Начав объяснять устройство городского самоуправления, Федор Данилович быстро увлекся. Его менторский тон сменился на живую речь с описанием характеров бояр, их сильных и слабых сторон. В конечном итоге, рассказ о Новгороде перешел в обычную беседу, где перемывают косточки и пересказывают последние сплетни. С той лишь разницей, что Норманн выступал в роли заинтересованного слушателя. А как же иначе? Волей-неволей он привязан к Новгороду, его жизнь и благополучие напрямую зависят от благосклонности этих самых посадских бояр.
Когда Норманн проснулся, новая одежда уже находилась в спальне. Слуги развесили кафтаны на специальные стойки с плечиками, шаровары разложили на сундуках, у стены стройным рядом стояли короткие юфтевые сапоги.
– Доброе утро, Андрей Федорович! – В комнату бесшумно вошел мужчина лет тридцати. – Я Шугор, назначен тебе в услужение.
– И тебе, Шугор, здравствовать. Моемся, легкий завтрак и зови Нила на утреннюю тренировку.
– Сейчас Яхрома кликну, он тебе польет и поможет одеться. Завтрак в трапезной, затем с батюшкой едете в гости.
– Я каждое утро начинаю с воинских упражнений!
– Кто же знал? Лошади уже под седлом, по двору выгуливают для разогрева.
Яхром, парнишка лет шестнадцати, выполнял свои обязанности с самым серьезным видом.
– Ух! А вода-то ледяная! Прямо из колодца принес? – пошутил Норманн.
Однако парень на уловку не поддался, а ответ поразил своей неожиданностью:
– Вода в палаты подается по медным трубам, я наливал из водогрея, не боись, не ошпаришься.
– Откуда в Новгороде водопровод?
– Из детинца, водяную башню заполняют насосом.
И кто сказал, что на Руси щи лаптем хлебали? Никакого сравнения с Любеком, где нет не только водопровода, но и канализации. Норманн быстро оделся и уже направился к двери, но Яхром схватил его за руку.
– Ты куда собрался в исподнем?! Надевай рубаху! И чуни сбрось, вот тебе юфтевые башмаки!
Кто бы знал, как Норманн не любил "древнюю" одежду! Первое время многочисленные завязочки и тесемочки просто доводили его до бешенства. То ли дело прагматика двадцать первого века – джинсы, футболка и вперед. Правда, это время имело другой плюс: буквально все, от работного люда до бояр, одевались очень ярко, не в пример мрачно-серым тонам теперь уже очень далекого будущего.

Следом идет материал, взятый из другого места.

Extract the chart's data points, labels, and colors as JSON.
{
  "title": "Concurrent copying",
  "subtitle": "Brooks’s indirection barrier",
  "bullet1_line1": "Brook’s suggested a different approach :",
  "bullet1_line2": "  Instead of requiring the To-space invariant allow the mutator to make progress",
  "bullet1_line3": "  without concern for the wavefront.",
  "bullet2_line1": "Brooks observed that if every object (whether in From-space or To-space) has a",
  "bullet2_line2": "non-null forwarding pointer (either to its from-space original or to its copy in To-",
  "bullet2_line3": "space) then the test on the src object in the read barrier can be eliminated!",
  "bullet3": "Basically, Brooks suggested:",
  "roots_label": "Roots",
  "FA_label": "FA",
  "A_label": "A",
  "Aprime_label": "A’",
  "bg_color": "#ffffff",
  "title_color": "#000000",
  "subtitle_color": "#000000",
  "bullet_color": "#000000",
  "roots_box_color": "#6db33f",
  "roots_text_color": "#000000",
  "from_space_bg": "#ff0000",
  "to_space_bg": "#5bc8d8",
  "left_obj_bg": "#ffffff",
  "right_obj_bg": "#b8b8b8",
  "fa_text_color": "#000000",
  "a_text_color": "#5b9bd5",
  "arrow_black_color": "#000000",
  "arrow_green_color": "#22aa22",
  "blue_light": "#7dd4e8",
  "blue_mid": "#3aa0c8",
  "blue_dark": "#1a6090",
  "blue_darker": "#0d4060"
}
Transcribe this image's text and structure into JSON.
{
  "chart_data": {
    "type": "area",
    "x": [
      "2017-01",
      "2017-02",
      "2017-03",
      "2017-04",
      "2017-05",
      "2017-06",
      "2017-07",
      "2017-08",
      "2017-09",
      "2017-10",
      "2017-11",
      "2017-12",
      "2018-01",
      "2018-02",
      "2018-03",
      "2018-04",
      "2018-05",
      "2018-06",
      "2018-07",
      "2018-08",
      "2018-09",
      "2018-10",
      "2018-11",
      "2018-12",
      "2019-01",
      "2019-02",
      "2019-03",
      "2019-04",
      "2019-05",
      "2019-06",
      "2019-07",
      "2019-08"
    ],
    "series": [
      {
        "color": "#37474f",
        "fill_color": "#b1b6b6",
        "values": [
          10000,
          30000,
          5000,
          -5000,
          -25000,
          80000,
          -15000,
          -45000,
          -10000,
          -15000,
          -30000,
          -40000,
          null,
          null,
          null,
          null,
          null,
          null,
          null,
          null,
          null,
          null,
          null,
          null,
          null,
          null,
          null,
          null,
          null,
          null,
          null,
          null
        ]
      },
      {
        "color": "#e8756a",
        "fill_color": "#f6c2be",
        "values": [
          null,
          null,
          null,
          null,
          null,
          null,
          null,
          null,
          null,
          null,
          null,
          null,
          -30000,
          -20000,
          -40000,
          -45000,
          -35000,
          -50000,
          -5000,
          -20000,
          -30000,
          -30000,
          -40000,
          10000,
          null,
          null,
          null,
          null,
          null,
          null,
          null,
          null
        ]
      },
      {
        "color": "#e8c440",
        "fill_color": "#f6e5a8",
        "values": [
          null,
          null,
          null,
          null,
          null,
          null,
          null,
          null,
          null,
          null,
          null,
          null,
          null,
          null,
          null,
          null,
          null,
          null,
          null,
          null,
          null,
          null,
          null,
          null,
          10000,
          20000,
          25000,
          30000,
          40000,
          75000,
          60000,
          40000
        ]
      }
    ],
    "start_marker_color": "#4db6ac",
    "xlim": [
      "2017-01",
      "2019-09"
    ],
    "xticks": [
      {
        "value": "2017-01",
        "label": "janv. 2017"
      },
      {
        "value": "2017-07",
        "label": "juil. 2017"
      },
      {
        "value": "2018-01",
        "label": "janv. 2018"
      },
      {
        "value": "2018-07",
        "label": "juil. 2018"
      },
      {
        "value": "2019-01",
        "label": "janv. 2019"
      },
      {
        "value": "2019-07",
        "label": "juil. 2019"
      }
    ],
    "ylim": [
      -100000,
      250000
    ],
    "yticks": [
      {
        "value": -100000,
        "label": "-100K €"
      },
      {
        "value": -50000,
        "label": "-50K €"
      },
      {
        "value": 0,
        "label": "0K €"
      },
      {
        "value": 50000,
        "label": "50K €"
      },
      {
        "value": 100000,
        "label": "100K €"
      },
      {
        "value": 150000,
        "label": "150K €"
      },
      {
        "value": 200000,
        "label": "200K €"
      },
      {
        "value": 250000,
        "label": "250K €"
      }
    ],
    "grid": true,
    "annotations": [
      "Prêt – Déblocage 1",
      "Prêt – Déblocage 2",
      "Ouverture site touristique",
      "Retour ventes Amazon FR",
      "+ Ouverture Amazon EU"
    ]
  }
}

– Вот, надевай! – Яхром протянул рубашку с витым разноцветным пояском.
– Погоди, погоди, дай-ка мне разглядеть вышивку!
Посмотреть было на что. От ворота по груди шло изящное шитье шелковой нитью, сверху вниз волнистыми линиями опускались васильки и незабудки.
– И какой дурень сказал, что на Руси не знали вышивки! – непроизвольно воскликнул Норманн.
– Быть такого не может! – не согласился Яхром. – У нас даже в захудалом доме не то что рубахи, полотенца вышивают.
– В Европе и полотенец нет, за всю жизнь ни разу не помоются.
– Федор Данилович иностранных купцов к себе в дом не пускает, вонь от них, пахнут пуще паршивого козла.
Норманн решил не развивать тему европейских нравов, надел рубаху и замер. Пуговицы! Сшитые здесь в Новгороде по европейскому образцу, да и в Любеке, были на завязочках, а здесь не просто пуговицы, а настоящие ювелирные украшения, поэтому он их сразу не рассмотрел. Вырезаны из моржового уса с тонкой паутинкой фигурной резьбы, а в центре вставлены крупные жемчужины. Опоясался и вздохнул, красивая одежда, а зеркала нет!
– Поспешай, Андрей Федорович, все домашние уже за столом! – Яхром услужливо открыл дверь.
– Здравствуй, сын! Садись на свое законное место! – Федор Данилович указал на стул с высокой спинкой по правую руку.